On the Body Double Blu-ray, De Palma acknowledges that audiences laughed at the scene. He had intended it to be serious.
"When Scully finally speaks to Gloria, they immediately melt into one another in a dizzying session of liplocking and heavy petting while De Palma's camera spins around them over and over and over again." — Midnight Only, Body Double (1984) (2014)
The A.V. Club described the disconnect between the two halves of the shot: De Palma "goes way the hell out for his version, cutting abruptly from footage of the actors smooching outdoors to them clearly on a soundstage, on some revolving platform, against a projected backdrop of a beach." (avclub)
The artificiality breaks the audience's identification with Jake
The problem is one of perspective. For the film's voyeurism structure to work, the audience needs to be inside Jake's point of view — watching what he watches, wanting what he wants. De Palma has built this identification carefully through the first half: the telescope scenes, the mall tailing sequence, the long Steadicam shots that put the camera where Jake's eyes are. The audience is complicit in his voyeurism because the film gives them no other position.

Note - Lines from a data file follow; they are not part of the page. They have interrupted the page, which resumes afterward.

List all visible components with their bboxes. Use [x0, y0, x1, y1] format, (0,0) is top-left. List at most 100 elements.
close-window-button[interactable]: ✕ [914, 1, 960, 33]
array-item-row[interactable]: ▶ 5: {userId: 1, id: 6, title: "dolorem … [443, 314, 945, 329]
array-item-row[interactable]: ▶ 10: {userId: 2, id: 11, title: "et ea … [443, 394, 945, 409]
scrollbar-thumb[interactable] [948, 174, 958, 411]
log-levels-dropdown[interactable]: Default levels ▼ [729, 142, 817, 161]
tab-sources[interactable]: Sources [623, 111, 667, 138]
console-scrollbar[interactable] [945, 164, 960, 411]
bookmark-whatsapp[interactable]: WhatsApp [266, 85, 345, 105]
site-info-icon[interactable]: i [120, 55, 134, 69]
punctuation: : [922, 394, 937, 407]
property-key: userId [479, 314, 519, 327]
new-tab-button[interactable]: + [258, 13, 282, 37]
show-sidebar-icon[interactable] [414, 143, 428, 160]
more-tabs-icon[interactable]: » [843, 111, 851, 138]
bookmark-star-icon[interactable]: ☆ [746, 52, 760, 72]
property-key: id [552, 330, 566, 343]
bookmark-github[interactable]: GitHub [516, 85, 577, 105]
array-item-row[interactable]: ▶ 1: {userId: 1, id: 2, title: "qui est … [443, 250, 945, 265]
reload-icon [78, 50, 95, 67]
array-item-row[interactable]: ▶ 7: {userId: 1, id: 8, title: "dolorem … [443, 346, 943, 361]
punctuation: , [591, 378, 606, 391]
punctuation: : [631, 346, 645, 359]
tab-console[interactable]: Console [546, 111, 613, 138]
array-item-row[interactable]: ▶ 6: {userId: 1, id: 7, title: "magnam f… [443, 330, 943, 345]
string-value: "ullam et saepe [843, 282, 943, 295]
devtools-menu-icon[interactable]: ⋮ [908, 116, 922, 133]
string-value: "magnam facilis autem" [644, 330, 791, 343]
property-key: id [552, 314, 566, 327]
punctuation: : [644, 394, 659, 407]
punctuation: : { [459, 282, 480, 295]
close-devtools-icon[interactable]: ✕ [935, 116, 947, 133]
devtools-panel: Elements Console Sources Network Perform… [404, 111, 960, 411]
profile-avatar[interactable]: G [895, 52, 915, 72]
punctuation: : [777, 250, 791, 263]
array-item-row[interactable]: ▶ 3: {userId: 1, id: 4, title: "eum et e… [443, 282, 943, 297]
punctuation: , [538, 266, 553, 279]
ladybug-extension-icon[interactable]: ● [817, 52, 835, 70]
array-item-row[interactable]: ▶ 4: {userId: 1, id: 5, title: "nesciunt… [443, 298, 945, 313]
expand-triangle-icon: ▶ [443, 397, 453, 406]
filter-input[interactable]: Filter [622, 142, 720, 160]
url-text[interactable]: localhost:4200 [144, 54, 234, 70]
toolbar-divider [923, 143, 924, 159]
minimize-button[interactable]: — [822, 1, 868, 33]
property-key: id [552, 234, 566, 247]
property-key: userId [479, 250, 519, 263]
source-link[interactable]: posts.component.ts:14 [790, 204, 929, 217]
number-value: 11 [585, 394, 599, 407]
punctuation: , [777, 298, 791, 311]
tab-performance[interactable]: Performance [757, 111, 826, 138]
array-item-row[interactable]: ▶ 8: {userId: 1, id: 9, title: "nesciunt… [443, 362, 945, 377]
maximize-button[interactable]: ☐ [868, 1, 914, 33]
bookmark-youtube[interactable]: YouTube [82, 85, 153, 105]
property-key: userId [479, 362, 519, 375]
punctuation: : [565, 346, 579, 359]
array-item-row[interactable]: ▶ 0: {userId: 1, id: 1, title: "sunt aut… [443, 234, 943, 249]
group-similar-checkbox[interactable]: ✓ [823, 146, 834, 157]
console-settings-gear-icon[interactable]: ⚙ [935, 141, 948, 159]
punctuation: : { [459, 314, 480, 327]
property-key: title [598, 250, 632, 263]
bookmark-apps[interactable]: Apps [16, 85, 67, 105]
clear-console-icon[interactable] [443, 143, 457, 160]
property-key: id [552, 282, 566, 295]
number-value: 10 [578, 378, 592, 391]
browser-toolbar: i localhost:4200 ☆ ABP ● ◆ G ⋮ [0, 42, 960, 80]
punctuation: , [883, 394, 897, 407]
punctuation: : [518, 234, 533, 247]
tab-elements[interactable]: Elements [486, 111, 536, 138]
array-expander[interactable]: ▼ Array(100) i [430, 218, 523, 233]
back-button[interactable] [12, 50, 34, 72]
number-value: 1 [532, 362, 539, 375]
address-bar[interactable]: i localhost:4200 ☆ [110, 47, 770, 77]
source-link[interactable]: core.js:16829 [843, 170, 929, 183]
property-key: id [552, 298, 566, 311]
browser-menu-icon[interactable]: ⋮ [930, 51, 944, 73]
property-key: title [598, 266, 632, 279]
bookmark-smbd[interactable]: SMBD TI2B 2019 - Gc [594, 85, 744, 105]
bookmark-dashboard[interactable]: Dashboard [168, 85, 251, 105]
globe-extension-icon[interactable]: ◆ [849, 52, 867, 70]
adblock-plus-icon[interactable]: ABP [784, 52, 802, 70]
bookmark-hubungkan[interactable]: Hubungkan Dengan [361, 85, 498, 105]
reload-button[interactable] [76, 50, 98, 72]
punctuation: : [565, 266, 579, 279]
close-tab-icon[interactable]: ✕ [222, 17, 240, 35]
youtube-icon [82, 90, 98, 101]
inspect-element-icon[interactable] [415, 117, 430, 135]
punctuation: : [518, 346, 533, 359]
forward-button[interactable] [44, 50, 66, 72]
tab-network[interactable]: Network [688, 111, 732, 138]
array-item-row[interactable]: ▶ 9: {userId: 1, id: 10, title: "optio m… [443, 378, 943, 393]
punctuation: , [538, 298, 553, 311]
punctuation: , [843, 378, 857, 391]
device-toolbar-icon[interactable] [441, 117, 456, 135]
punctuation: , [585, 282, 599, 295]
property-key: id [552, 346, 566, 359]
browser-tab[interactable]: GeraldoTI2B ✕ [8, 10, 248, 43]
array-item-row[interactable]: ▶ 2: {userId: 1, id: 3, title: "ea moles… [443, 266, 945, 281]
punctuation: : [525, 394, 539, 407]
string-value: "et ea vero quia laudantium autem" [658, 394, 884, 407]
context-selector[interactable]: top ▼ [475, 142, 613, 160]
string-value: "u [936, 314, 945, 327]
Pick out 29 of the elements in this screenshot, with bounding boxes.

The beach kiss ruptures this. The rear projection and the spinning camera announce themselves as technique. The audience stops seeing through Jake's eyes and starts seeing through De Palma's. One reviewer put the shift plainly:
"It's hard to believe that it's supposed to connect you, rather than disconnect you, from the characters." — ccpopculture, Body Double (1984) (2016)

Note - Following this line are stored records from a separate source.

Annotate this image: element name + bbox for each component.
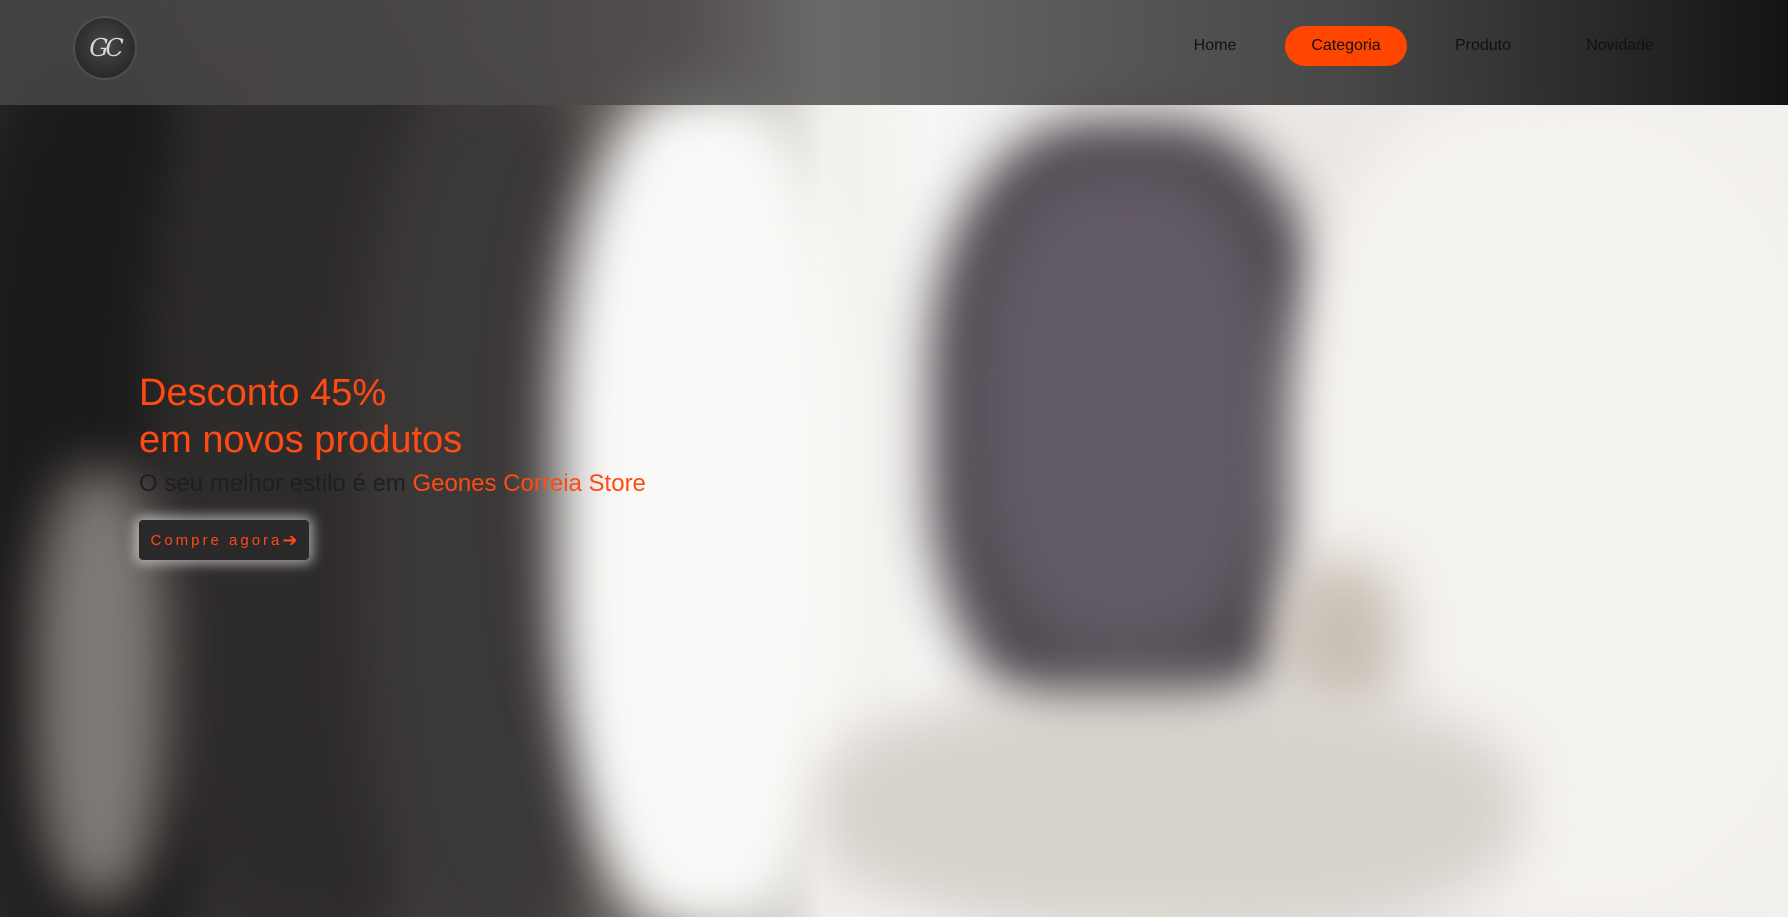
nav-item-novidade[interactable]: Novidade — [1578, 26, 1662, 66]
nav-item-home[interactable]: Home — [1180, 26, 1250, 66]
shop-now-button[interactable]: Compre agora ➔ — [139, 520, 309, 560]
store-logo[interactable]: GC — [75, 18, 135, 78]
hero-headline-line1: Desconto 45% — [139, 372, 387, 414]
logo-initials: GC — [89, 34, 124, 62]
tagline-brand: Geones Correia Store — [412, 470, 646, 497]
hero-section: Desconto 45% em novos produtos O seu mel… — [139, 370, 646, 500]
arrow-right-icon: ➔ — [282, 529, 298, 550]
shop-now-label: Compre agora — [150, 531, 283, 549]
nav-item-categoria[interactable]: Categoria — [1285, 26, 1407, 66]
hero-headline-line2: em novos produtos — [139, 419, 463, 461]
nav-item-produto[interactable]: Produto — [1445, 26, 1521, 66]
site-header: GC Home Categoria Produto Novidade — [0, 0, 1788, 105]
hero-headline: Desconto 45% em novos produtos — [139, 370, 646, 464]
hero-tagline: O seu melhor estilo é em Geones Correia … — [139, 468, 646, 500]
tagline-prefix: O seu melhor estilo é em — [139, 470, 413, 497]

The Film Stage offered a different reading — that the disconnect was the point. As the characters kiss, "the camera starts encircling the couple frenetically, as though struggling to capture this spiral of pure pleasure, while a green screen projection of the beach replaces the real one." The effect makes the moment "bigger than life, a dream coming true" rather than grounded reality. (thefilmstage)
The scene has no narrative logic, which compounds the tonal problem
The kiss doesn't just look artificial — it makes no sense within the story. Jake has been following Gloria without her knowledge. He has just frozen in a panic attack inside a tunnel. Gloria has no reason to kiss a man she has never met, and every reason to be alarmed by him. The Midnight Only reviewer noted the absurdity:
"It's such an absurd sequence (they have no reason to kiss; in fact, she has every reason to issue a restraining order against him) that it plays better when you view it as parody." — Midnight Only, Body Double (1984) (2014)
Read as parody, the scene works — it's Jake's fantasy of what a movie hero's life should look like, staged in the visual language of a movie he's too passive to actually be in. Read straight, it's a romantic clinch between two strangers that collapses under the weight of its own technique.
The debate is whether De Palma intended the failure
The split in critical readings comes down to intentionality. If the scene is meant to sweep the audience up in Jake's fantasy, it fails — the technique is too visible, the logic too strained, and the audience laughs. If the scene is meant to show that Jake's desire is itself a performance — a man acting out a Vertigo fantasy because he's an actor who can't tell movies from life — then the laughter is the point.
De Palma's own disappointment with the audience reaction suggests he was closer to the first reading than the second. But the film keeps working either way. After the kiss, Gloria runs into the tunnel — the space Jake's claustrophobia won't let him enter — and the fantasy collapses. Jake goes back to his telescope. The kiss changes nothing. It's a moment where the film's machinery becomes visible, and whether that's a mistake or a thesis depends on how much credit you give De Palma for the things in his films that don't work.